Microsoft chief financial officer Amy Hood told analysts the benefit of gaining users and ad revenue outweighs the expense as the new Bing rolls out to millions of consumers. “It’s an additional gross margin for us, even at the price of the service we’re discussing,” she said.
And another Google competitor, You.com search engine CEO Richard Socher, said the addition of an AI chat experience as well as apps for graphics, video and other generative technologies is growing. expenses between 30% and 50%. “Technology is getting cheaper at scale and over time,” he said.
A source close to Google warned that it was early to determine exactly how much chatbots might cost, as effectiveness and usage vary widely depending on the technology involved, and AI is already powering products like search.
Still, footing the bill is one of the top two reasons search and social media giants with billions of users didn’t deploy an AI chatbot overnight, says Paul Daugherty, Chief Technology Officer of Accenture.
“The first is accuracy, and the second is that you have to scale it the right way,” he said.
Make the math work
For years, researchers at Alphabet and elsewhere have studied how to train and run large language models cheaply.

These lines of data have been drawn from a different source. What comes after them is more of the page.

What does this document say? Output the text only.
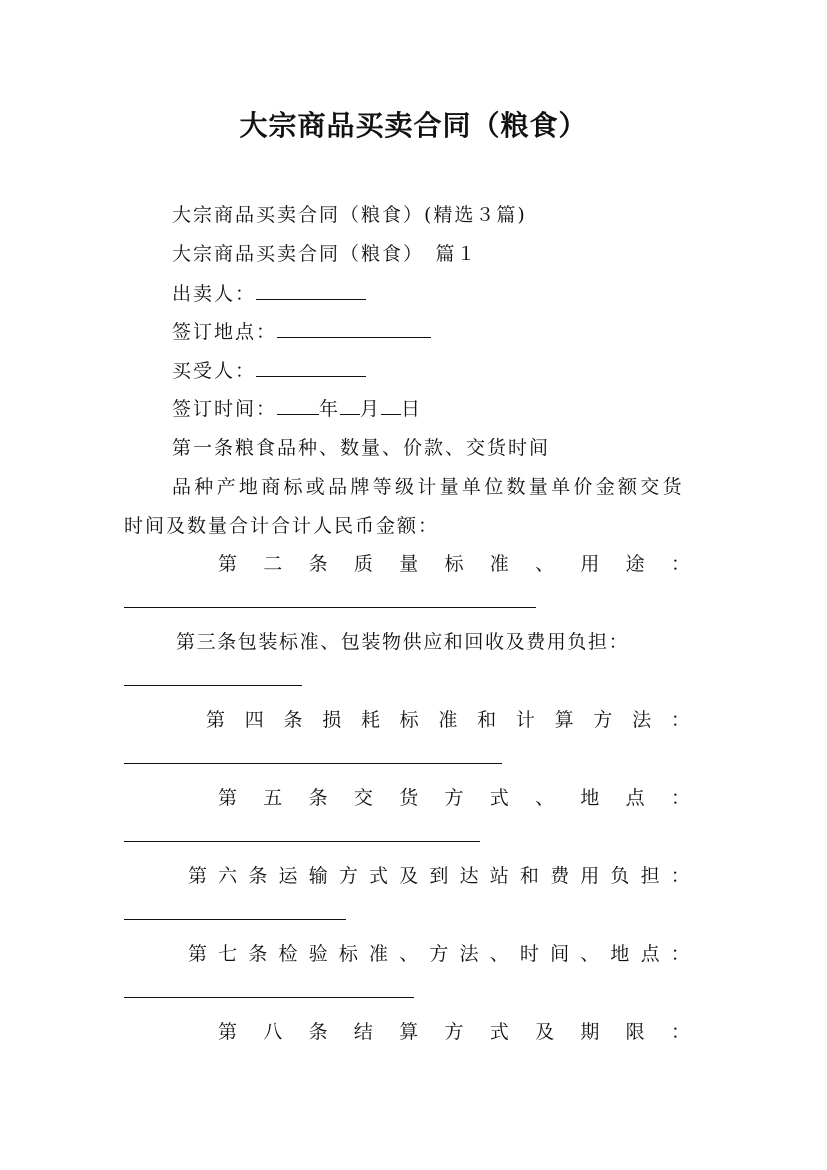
大宗商品买卖合同（粮食）
大宗商品买卖合同（粮食）(精选３篇)
大宗商品买卖合同（粮食）　篇１
出卖人：
签订地点：
买受人：
签订时间： 年 月 日
第一条粮食品种、数量、价款、交货时间
品种产地商标或品牌等级计量单位数量单价金额交货
时间及数量合计合计人民币金额：
第 二 条 质 量 标 准 、 用 途 ：
第三条包装标准、包装物供应和回收及费用负担：
第 四 条 损 耗 标 准 和 计 算 方 法 ：
第 五 条 交 货 方 式 、 地 点 ：
第 六 条 运 输 方 式 及 到 达 站 和 费 用 负 担 ：
第 七 条 检 验 标 准 、 方 法 、 时 间 、 地 点 ：
第 八 条 结 算 方 式 及 期 限 ：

Larger models require more chips for inference and therefore cost more. The AI that dazzles consumers with its human authority has swelled in size, reaching 175 billion so-called parameters, or different values that the algorithm takes into account, for the updated OpenAI model in ChatGPT. The cost also varies depending on the length of a user’s request, measured in “tokens” or chunks of words.

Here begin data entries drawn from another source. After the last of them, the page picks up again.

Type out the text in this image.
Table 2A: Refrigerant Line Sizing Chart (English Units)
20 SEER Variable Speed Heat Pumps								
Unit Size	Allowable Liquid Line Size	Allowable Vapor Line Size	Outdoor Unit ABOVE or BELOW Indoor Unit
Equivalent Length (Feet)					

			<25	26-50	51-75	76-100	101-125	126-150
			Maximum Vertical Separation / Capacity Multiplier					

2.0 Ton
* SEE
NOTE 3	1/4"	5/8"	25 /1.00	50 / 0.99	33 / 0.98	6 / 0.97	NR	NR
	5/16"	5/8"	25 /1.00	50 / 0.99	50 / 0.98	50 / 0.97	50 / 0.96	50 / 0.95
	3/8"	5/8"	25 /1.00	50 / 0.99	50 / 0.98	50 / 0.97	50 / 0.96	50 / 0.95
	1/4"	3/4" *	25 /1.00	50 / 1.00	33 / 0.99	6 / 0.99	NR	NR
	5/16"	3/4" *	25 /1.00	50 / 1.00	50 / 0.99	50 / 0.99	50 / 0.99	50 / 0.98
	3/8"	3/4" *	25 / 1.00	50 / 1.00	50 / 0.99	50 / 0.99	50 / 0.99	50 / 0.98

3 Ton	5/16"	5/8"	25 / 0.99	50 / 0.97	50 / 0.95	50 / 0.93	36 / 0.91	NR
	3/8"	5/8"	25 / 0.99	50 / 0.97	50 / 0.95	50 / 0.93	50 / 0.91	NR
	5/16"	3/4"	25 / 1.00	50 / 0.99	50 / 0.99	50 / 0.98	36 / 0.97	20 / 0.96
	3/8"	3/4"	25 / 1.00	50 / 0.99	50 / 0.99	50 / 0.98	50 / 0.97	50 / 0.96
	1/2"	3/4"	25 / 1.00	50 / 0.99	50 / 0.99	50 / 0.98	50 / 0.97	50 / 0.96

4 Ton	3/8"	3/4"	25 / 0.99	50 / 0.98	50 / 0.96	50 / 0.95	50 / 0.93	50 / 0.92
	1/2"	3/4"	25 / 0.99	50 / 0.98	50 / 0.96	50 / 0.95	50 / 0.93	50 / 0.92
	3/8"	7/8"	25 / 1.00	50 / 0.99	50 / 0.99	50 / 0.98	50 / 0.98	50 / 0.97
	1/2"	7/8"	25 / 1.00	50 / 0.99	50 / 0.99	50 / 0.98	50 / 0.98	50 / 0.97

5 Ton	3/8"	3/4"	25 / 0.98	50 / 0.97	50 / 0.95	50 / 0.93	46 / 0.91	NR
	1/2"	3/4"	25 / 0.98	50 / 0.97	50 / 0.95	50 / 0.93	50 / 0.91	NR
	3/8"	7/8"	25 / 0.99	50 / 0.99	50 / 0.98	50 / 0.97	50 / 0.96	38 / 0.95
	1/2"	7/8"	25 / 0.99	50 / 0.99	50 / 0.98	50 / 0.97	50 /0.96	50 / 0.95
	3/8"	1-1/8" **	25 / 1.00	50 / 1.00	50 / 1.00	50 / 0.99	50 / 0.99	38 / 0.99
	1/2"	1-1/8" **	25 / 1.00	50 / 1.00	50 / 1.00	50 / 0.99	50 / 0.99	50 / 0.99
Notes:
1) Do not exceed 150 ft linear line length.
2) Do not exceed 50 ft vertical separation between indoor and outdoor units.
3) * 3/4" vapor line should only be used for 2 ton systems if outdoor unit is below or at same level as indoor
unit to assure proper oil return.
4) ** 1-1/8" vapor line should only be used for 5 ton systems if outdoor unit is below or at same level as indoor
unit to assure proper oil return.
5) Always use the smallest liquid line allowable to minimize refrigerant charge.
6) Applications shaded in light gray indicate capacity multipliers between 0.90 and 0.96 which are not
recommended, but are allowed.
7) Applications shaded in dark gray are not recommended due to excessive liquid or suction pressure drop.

A senior tech executive told Reuters that such AI remains prohibitively expensive to put in the hands of millions of consumers.
“These models are very expensive, and so the next level of invention is going to reduce the cost of training these models and inferring so that we can use it in every application,” the exec said in a covert diary. ‘anonymity.

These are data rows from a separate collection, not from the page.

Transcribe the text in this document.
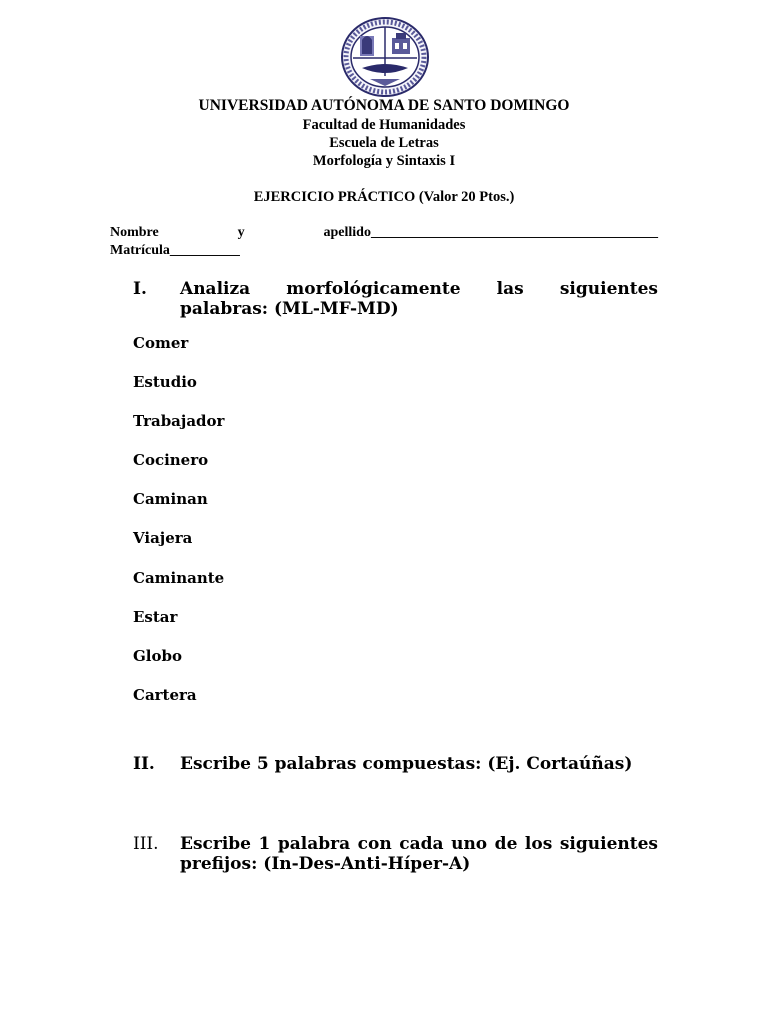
UNIVERSIDAD AUTÓNOMA DE SANTO DOMINGO
Facultad de Humanidades
Escuela de Letras
Morfología y Sintaxis I
EJERCICIO PRÁCTICO (Valor 20 Ptos.)
Nombre	y	apellido_________________________________________
Matrícula__________
I. Analiza morfológicamente las siguientes palabras: (ML-MF-MD)
Comer
Estudio
Trabajador
Cocinero
Caminan
Viajera
Caminante
Estar
Globo
Cartera
II. Escribe 5 palabras compuestas: (Ej. Cortaúñas)
III. Escribe 1 palabra con cada uno de los siguientes prefijos: (In-Des-Anti-Híper-A)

So far, OpenAI computer scientists have figured out how to optimize inference costs through complex code that makes chips more efficient, a person familiar with the effort said. An OpenAI spokesperson did not immediately comment.
“An Open Question”
A longer-term problem is how to reduce the number of parameters in an AI model 10 or even 100 times, without losing precision.
“How to eliminate (parameters) most efficiently is still an open question,” said Naveen Rao, who previously led Intel’s efforts on AI chips and is now working to reduce AI computational costs. thanks to his startup MosaicML.
In the meantime, some have considered charging for access, like $20 per month OpenAI subscription for better ChatGPT service. Tech experts also said a workaround is to apply smaller AI models to simpler tasks, which Alphabet is exploring.
The company said this month that a “smaller” version of its massive LaMDA AI technology will power its Bard chatbot, requiring “significantly less computing power, allowing us to scale to more users.”
Asked about chatbots like ChatGPT and Bard, Hennessy said at a conference called TechSurge last week that more focused models, rather than a do-it-all system, would help “get the cost under control.”